The team of cbse board school in Sitapura has traveled to these places in growing seasons in order to see that how contaminated groundwater has been deposited through irrigation as well as impacts rice yields. Arsenic is an element which occurs naturally and can be found across the world but specific locations have elevated arsenic concentrations in the groundwater as these rural areas. However drinking the tainted water remains a crucial issue, the arsenic laced water also has the worst impact on the crop yields when it is used for irrigation in agricultural settings.
This study has been pursued by the team of researchers in order to get a wide understanding of how arsenic impacts the production of the rice across the world as well as the potential magnitude of this occurrence. For the purpose of drinking water, most people in the rural areas are relying on the untreated groundwater as Wordpress Development India and there is not a lot of centralized water treatment especially in rural areas.

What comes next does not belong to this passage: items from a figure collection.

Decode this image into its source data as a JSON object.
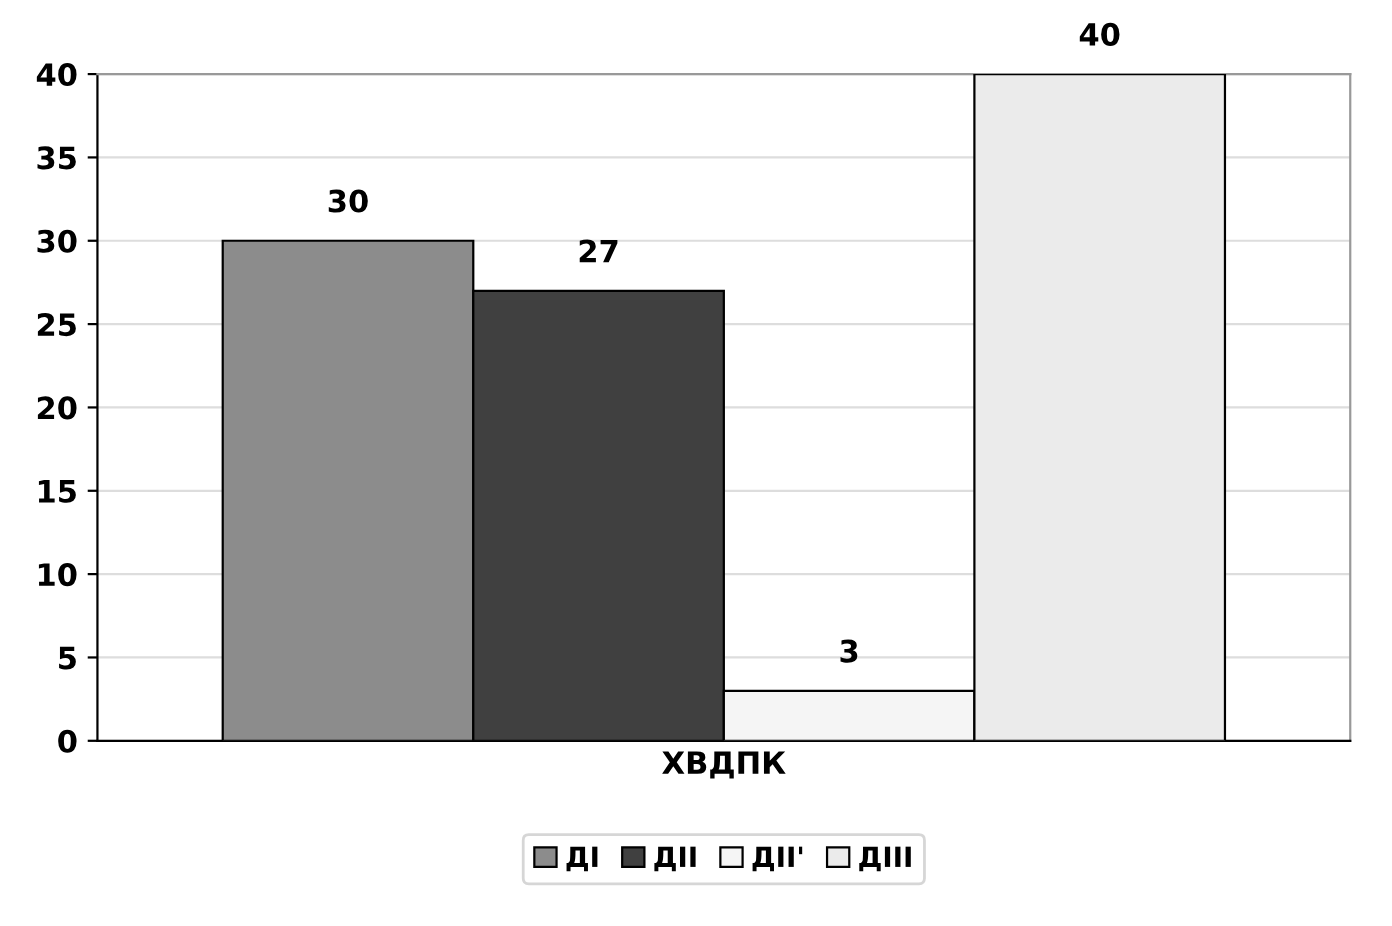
{
  "chart_data": {
    "type": "bar",
    "categories": [
      "ХВДПК"
    ],
    "series": [
      {
        "name": "ДІ",
        "color": "#8c8c8c",
        "values": [
          30
        ]
      },
      {
        "name": "ДІІ",
        "color": "#404040",
        "values": [
          27
        ]
      },
      {
        "name": "ДІІ'",
        "color": "#f5f5f5",
        "values": [
          3
        ]
      },
      {
        "name": "ДІІІ",
        "color": "#ebebeb",
        "values": [
          40
        ]
      }
    ],
    "ylim": [
      0,
      40
    ],
    "yticks": [
      0,
      5,
      10,
      15,
      20,
      25,
      30,
      35,
      40
    ],
    "grid": "y",
    "legend": "bottom",
    "data_labels": true
  }
}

So for the time the researchers were in those rural areas, they noticed that each family has its own well in order to drink water but lot of those well have arsenic unfortunately and people may or may not about it. These findings of the researchers’ have been published in many newspapers. In many countries, the rice is a major crop as well as the primary source of the calories in the country of maximum people.
Two types of rice grows by the all cbse school in Sitapura primarily which are harvested on seasonal cycle. Some rice is grown at the time of monsoon seasons and uses the natural rainfall in order to grow in flooded fields while some rice is grown in the dry, winter and they require irrigation. The water which is used to irrigate the farmland gets from the groundwater through wells and ultimately depositing various levels of arsenic into the soil.